Es handelt sich dabei um eine inzwischen nahtlose Aneinanderreihung von Maßnahmen der Manager des Finanzsystems, welche einfach nicht mehr so wie früher funktionieren. Man hat sich mittlerweile derart im Labyrinth der eigenen Lügen verheddert, dass der finale Ausbruch des Finanzvulkans nicht nur unvermeidlich, sondern selbst nur mit dem Wissen von den Grundrechenarten leicht zu errechnen wäre. Die FED kann nicht ohne Ende die Schuldscheine des amerikanischen Staates aufkaufen, zumal sich dieser in diesem Jahr auch noch viel schneller als zuvor verschulden wird. Selbst ein kleiner Krieg wäre also für die USA nicht zu bezahlen. Man legte sich diesbezüglich mit exponentiell zunehmenden Kurven an, welche bekanntlich alle ziemlich rasch senkrecht durch die Decke gehen. Selbst in den führenden deutschen Leitmedien nimmt die Zahl der Hinweise sehr deutlich zu, mit denen man seine treue Gefolgschaft dezent darauf hinweist, dass die lange Zeit des Wartens abgelaufen und großes Ungemach im Verzug ist. Mit dem Schlagen der Kriegstrommel im Nahen Osten wird deshalb lediglich von der realen wirtschaftlichen Realität abgelenkt, welche einfach nicht gut aussieht.
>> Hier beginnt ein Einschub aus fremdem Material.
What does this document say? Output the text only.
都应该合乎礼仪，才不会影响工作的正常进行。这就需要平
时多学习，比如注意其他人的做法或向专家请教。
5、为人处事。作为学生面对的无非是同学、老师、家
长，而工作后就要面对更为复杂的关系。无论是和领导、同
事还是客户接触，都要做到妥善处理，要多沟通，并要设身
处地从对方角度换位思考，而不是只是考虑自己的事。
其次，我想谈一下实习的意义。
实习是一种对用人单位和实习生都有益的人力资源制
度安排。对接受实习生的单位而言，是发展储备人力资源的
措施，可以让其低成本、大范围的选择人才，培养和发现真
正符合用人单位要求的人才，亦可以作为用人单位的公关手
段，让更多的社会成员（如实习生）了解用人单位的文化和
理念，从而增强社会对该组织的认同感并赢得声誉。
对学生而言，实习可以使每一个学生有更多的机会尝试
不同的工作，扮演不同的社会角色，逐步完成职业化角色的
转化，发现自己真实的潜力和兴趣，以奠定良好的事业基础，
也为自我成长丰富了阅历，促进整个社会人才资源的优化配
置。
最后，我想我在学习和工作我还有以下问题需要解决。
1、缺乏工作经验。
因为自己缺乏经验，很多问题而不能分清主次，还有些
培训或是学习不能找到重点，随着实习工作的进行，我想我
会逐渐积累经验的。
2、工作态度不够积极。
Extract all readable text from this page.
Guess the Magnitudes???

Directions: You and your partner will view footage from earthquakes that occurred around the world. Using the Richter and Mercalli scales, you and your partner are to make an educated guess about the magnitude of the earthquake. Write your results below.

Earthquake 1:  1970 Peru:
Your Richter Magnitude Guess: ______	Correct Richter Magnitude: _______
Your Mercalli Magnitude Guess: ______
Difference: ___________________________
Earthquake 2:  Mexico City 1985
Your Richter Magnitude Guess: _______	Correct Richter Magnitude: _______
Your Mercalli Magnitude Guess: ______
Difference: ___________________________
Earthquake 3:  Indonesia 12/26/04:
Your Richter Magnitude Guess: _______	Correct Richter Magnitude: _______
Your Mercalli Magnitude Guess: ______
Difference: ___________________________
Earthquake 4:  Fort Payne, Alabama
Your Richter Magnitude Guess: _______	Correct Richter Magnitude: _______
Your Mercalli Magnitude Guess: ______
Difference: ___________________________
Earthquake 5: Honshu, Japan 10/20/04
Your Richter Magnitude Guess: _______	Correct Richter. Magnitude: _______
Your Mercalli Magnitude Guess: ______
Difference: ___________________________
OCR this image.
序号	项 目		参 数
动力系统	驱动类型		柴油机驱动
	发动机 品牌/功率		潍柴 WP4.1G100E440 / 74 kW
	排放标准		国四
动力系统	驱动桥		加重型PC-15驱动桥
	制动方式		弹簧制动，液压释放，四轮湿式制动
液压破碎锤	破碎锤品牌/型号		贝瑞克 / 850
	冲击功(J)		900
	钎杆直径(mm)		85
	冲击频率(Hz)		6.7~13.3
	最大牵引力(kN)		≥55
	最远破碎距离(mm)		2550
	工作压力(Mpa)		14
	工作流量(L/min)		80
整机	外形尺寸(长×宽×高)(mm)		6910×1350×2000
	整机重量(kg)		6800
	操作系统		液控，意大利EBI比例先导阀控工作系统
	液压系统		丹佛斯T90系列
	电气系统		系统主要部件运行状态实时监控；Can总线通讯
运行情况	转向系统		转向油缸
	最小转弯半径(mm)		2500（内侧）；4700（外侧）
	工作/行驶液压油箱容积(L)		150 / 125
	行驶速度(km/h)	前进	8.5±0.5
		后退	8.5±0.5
Die deutsche Automobilwirtschaft produzierte im letzten Jahr so wenig Autos, wie seit 23 Jahren oder 1996 nicht mehr. Das ist ein klares Warnsignal für das Autoland Deutschland und daran wird sich zumindest vorerst auch nichts mehr ändern. Der Baltic Dry Index, also die Zahl der beladenen Frachtschiffe auf den Weltmeeren, befindet sich im freien Fall nach unten. Der Welthandel stagniert und das trifft in erster Linie den Exportweltmeister. 63.281 verkaufte Elektroautos in Deutschland werden jedenfalls nicht die erhoffte Wende bringen, zumindest nicht in diesem Jahrzehnt. Auch in den USA gingen die Verkaufszahlen im Dezember noch einmal deutlich zurück. In früheren Krisen wurden zu diesem späten Zeitpunkt längst irgendwelche Konjunkturprogramme aufgelegt, welche dieses Mal nicht einmal in Aussicht gestellt werden. Man lässt den Zug einfach entgleisen, weil man es auf das Vermögen der eigenen Bevölkerung abgesehen hat. Dieses geht absehbar in der nächsten Krise in Schall und Rauch auf. Deshalb sehen wir momentan große Wertzuwächse beim Bitcoin mit 8.285 Dollar, dem Silber mit 532 Euro pro Kilo und dem Gold mit 1.582 Dollar pro Unze. Der WTI-Rohölpreis nimmt mit 63,22 Dollar pro Fass zwar in erster Linie wegen der globalen Geldmengenerweiterung zu und nur in zweiter Linie durch das Säbelrasseln im Nahen Osten. Wer intelligent tankt, der findet aber noch immer gute Benzinpreise vor, weil auch hier einfach die erforderliche Nachfrage fehlt. In früheren Zeiten wurden jedenfalls die gestiegenen Rohölpreise viel schneller an die Kundschaft weitergereicht. Aber heute braucht jeder einen Mindestumsatz, um seinen Kopf über Wasser halten zu können. Sobald jetzt etwas richtig hochgeht und das wäre ein harter Austritt der Briten zum Monatsende aus der EU, dann ist es mit der Stille auf diesem Friedhof der Wirtschaft ganz schnell vorbei, weil dann die Zombies ihren Marsch beginnen.